Dans l’intimité d’un tulku
En 2006, il peut exercer son œil aux couleurs de l’Asie, lors d’un séjour en Chine, sur les contreforts de l’Himalaya. Ravi, il décide de se rendre au Népal, en 2008. Deux ans plus tard, il rencontre Lama Jigmé Thrinlé Gyatso à Katmandou, où le Breton expose des portraits de femmes du monde. « Il m’a invité à le suivre dans les monastères fondés par son maître, Sengdrak Rinpoché, en pays sherpa. » Après un premier voyage, Yann et Thrinlé décident de faire un livre sur ces communautés. « En tout, je suis allé huit fois au Népal, dont quatre uniquement pour cet ouvrage », précise le photographe.
Avec un lama à ses côtés, Yann peut aisément approcher les familles. Notamment celle de Tenzin Dorjé, le neveu du Ve Sengdrak Rinpoché. Il suit aussi le tulku, réincarnation du grand maître dans son intimité. « On imagine la charge qui pèse sur ses épaules », témoigne le photographe, qui garde un merveilleux souvenir de la communauté sherpa. « Bakhang est pour moi le plus beau village du monde. Toutes les façades des maisons sont orientées vers la chaîne himalayenne. L’air y est pur. Il n’y a pas de bruit : on n’entend que des sons domestiques très doux, comme ceux des poules et des chèvres. »

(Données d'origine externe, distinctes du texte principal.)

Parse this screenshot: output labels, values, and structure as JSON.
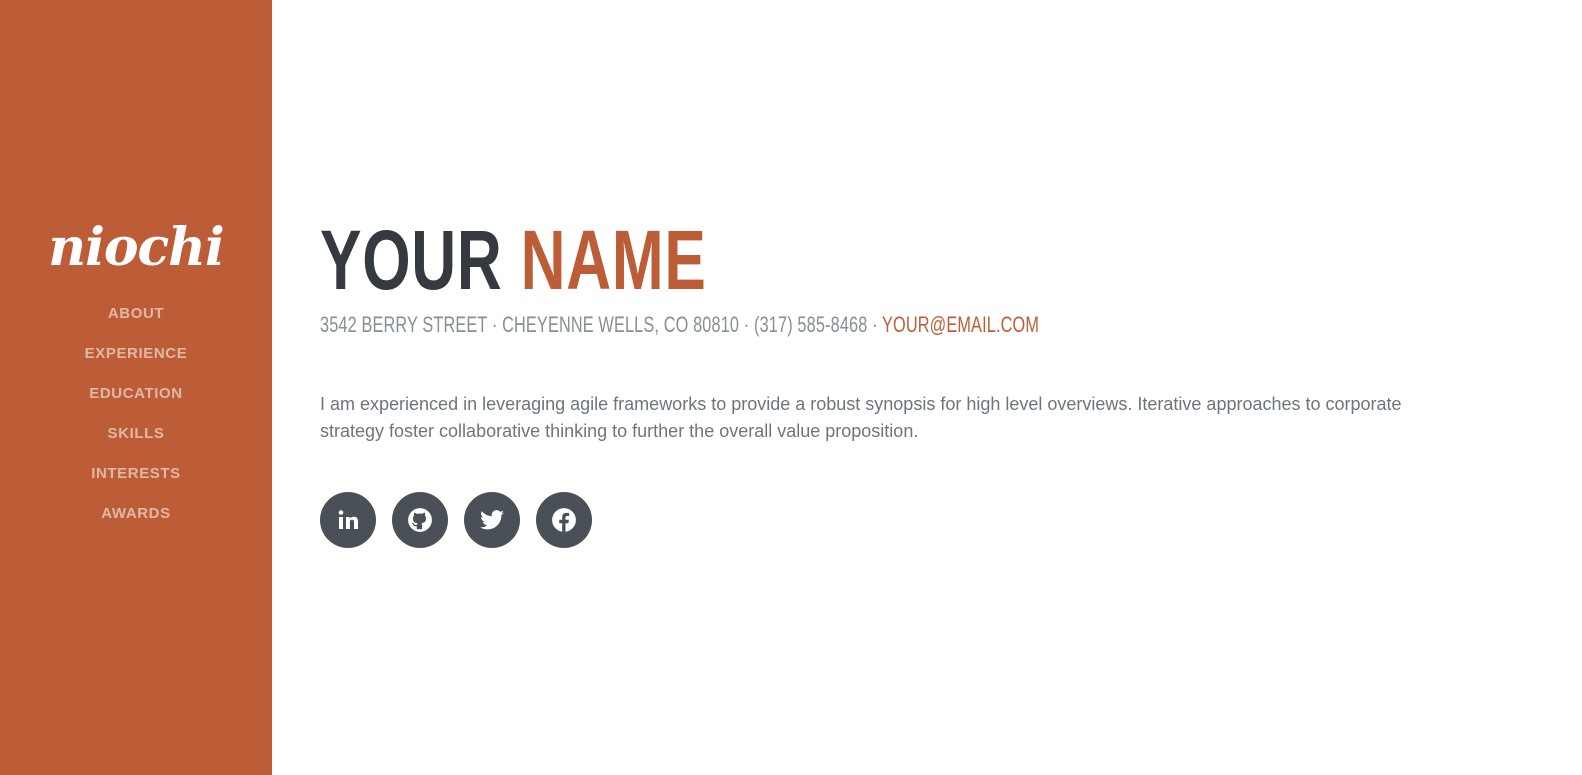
{
  "sidebar": {
    "brand": "niochi",
    "background_color": "#bd5d38",
    "nav": [
      {
        "label": "ABOUT"
      },
      {
        "label": "EXPERIENCE"
      },
      {
        "label": "EDUCATION"
      },
      {
        "label": "SKILLS"
      },
      {
        "label": "INTERESTS"
      },
      {
        "label": "AWARDS"
      }
    ]
  },
  "about": {
    "name_first": "YOUR",
    "name_last": "NAME",
    "address": "3542 BERRY STREET · CHEYENNE WELLS, CO 80810 · (317) 585-8468 · ",
    "email": "YOUR@EMAIL.COM",
    "lead": "I am experienced in leveraging agile frameworks to provide a robust synopsis for high level overviews. Iterative approaches to corporate strategy foster collaborative thinking to further the overall value proposition."
  },
  "social": [
    {
      "icon": "linkedin-icon"
    },
    {
      "icon": "github-icon"
    },
    {
      "icon": "twitter-icon"
    },
    {
      "icon": "facebook-icon"
    }
  ],
  "colors": {
    "accent": "#bd5d38",
    "heading": "#343a40",
    "muted": "#868e96",
    "social_bg": "#495057"
  }
}
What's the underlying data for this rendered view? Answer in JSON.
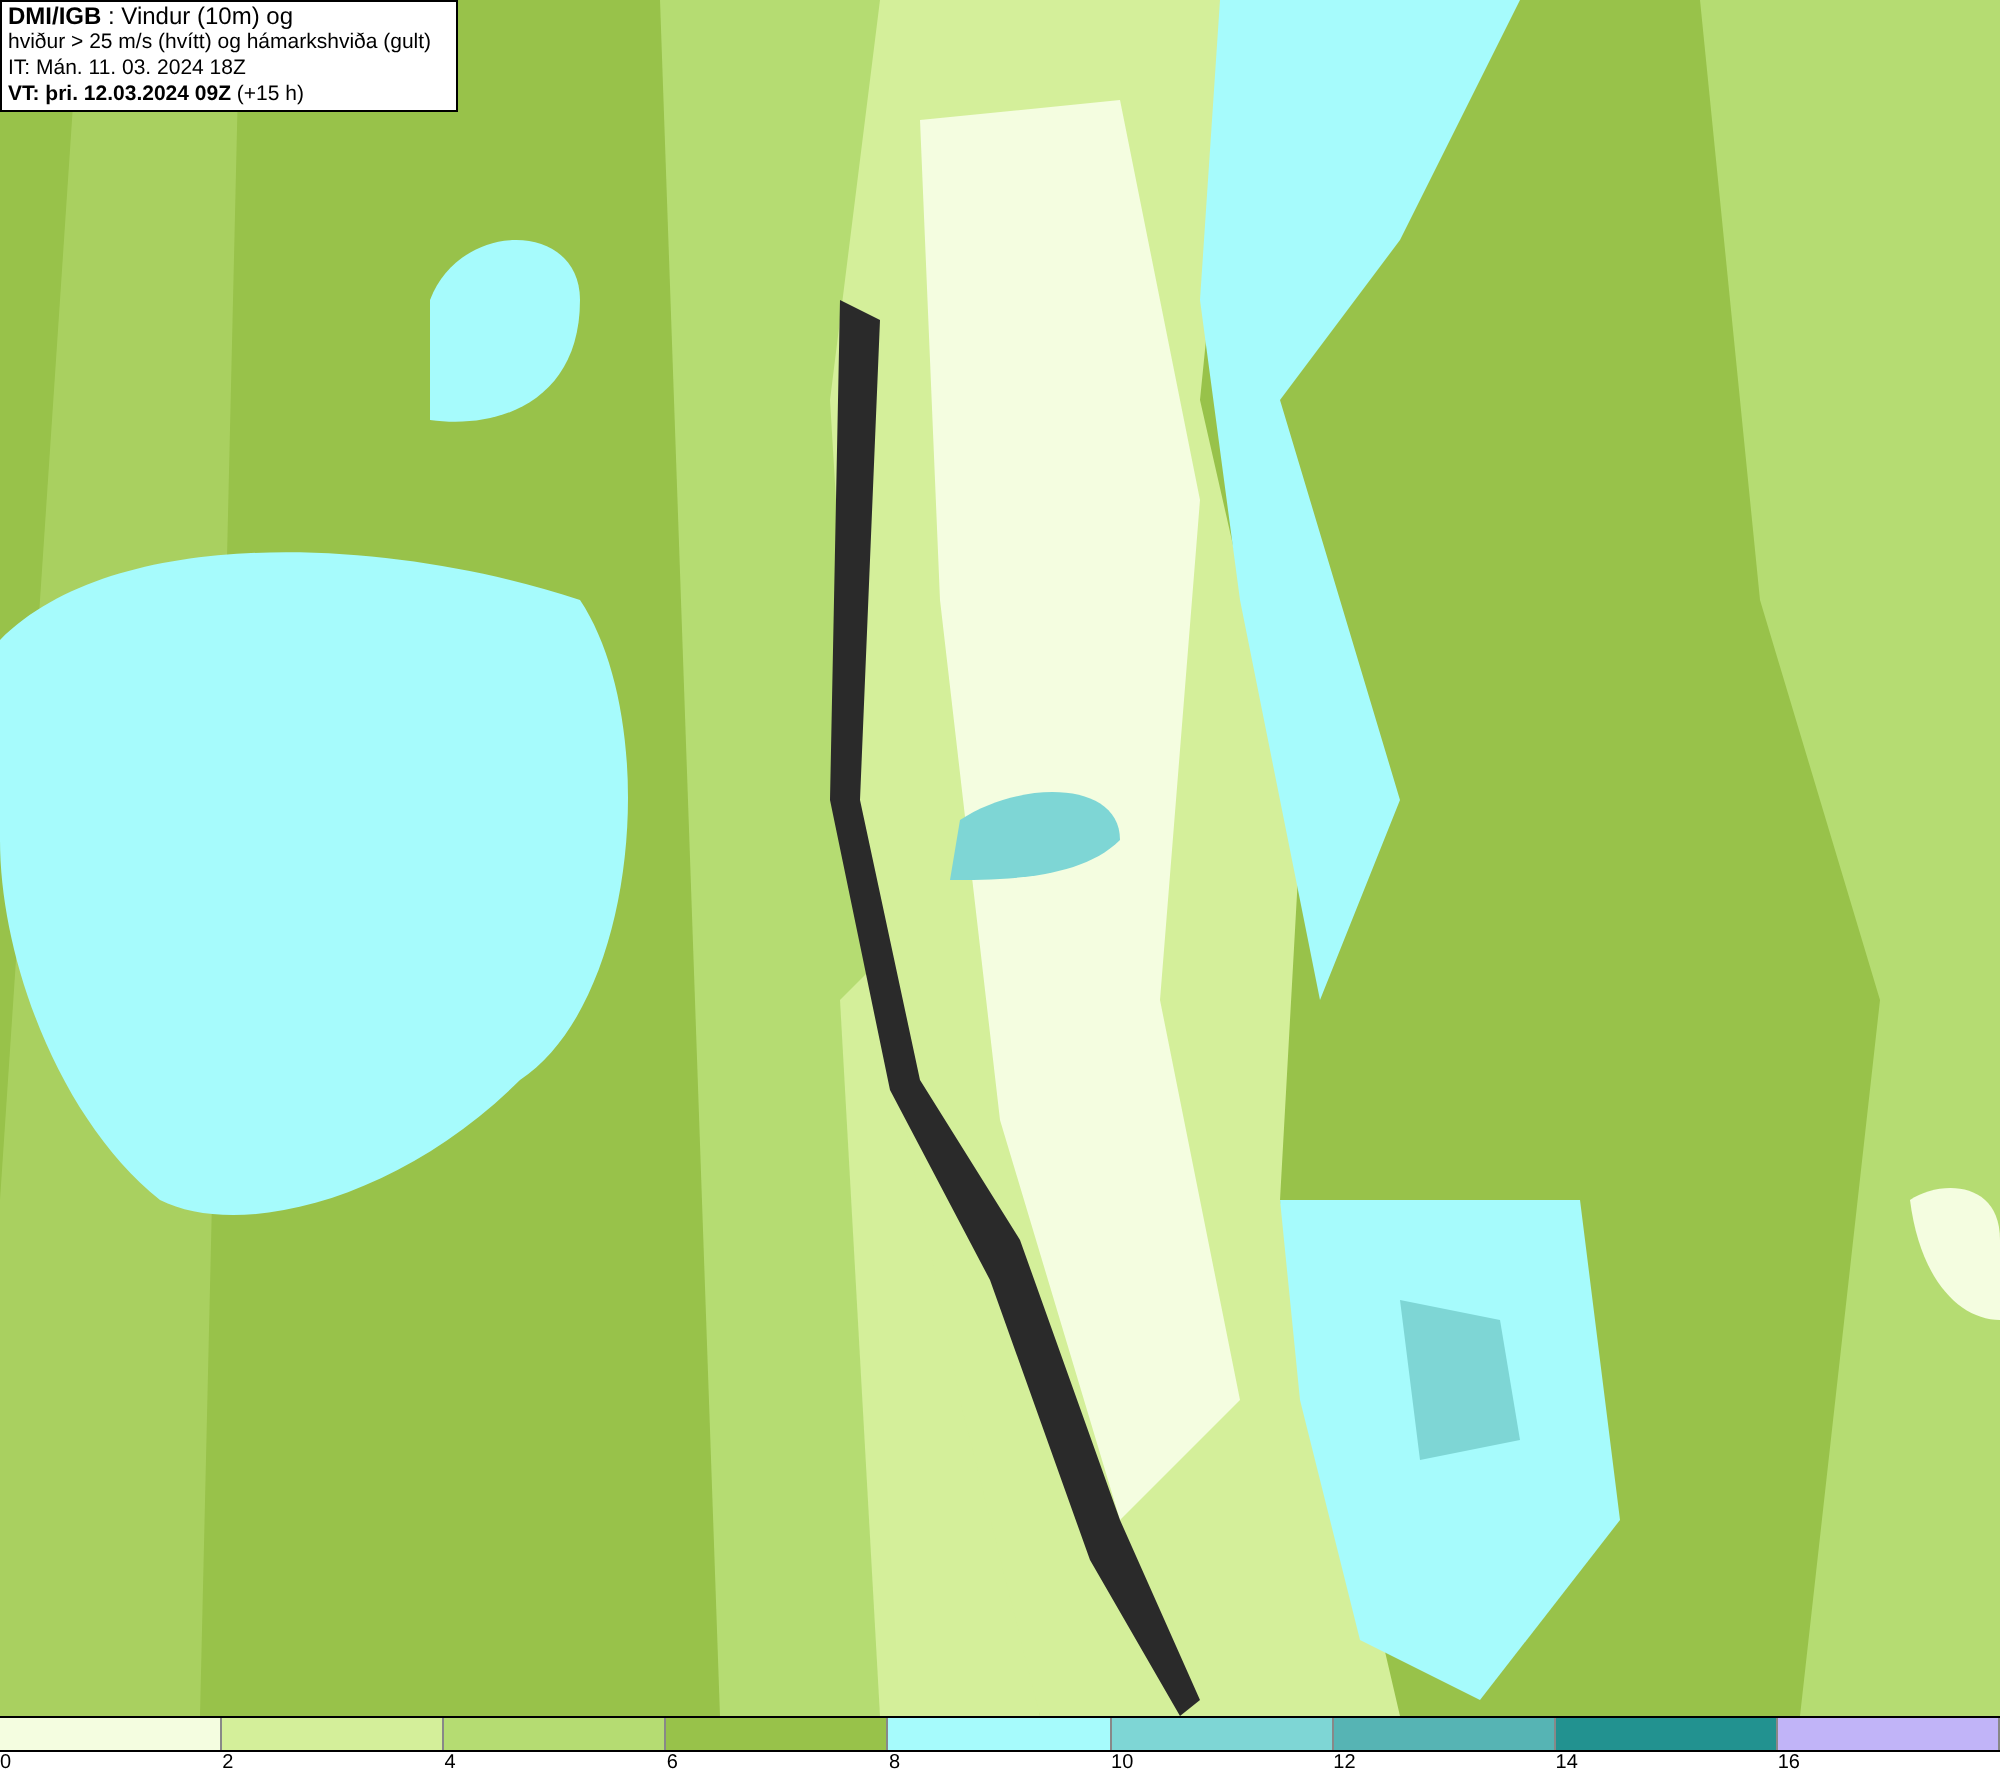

Les Sherpas, ou la paix face à l’adversité
Le Breton ne tarit pas d’éloges sur les villageois. « D’origine tibétaine, les Sherpas sont présents au Népal depuis plusieurs siècles. Durs au travail, ils ont une forte capacité à rebondir. » Yann l’a constaté de ses propres yeux, après le séisme de 2015 : « Ils ont tout de suite trié les gravats pour récupérer les poutres, les tôles, les planches… Une semaine après, c’était déjà redevenu un village relativement confortable. Je n’ai vu personne se lamenter. Les habitants étaient souriants, dans une nouvelle vie. Ils ont intégré la notion d’impermanence ».
« Nous sommes effrayés par l’impermanence et avons perdu notre capacité à faire face à l’adversité. »
Une réalité saisissante que Yann a aussi côtoyée dans un hôpital de Katmandou, où il a vu des gens dormir dans les couloirs, d’autres mourir autour de lui. Tout cela le conduit à relativiser sur les mentalités occidentales : « Nous sommes effrayés par l’impermanence et avons perdu notre capacité à faire face à l’adversité ».
Élevé dans la tradition catholique et sensible aux valeurs bouddhistes, Yann ne se considère pas croyant pour autant. Mais il reste convaincu de l’interdépendance de toutes choses. Sensible à la question de l’environnement, il s’est rendu au Bhoutan, en 2008, pour un reportage sur ce petit royaume qui envisage de devenir le premier pays 100% bio au monde.
Dans la même logique, mais dans un tout autre style, il nous présente, dans son bureau à l’étage, son travail de nus masculins, qui lui a valu un prix international pour une série de photos sur l’homme et l’arbre. « Pour les deux, on utilise les mêmes termes de troncs, veines, racines. » Sur les images, membres humains et branches ne font qu’un. Il sourit : « C’est pour moi une manière originale de représenter l’interdépendance ».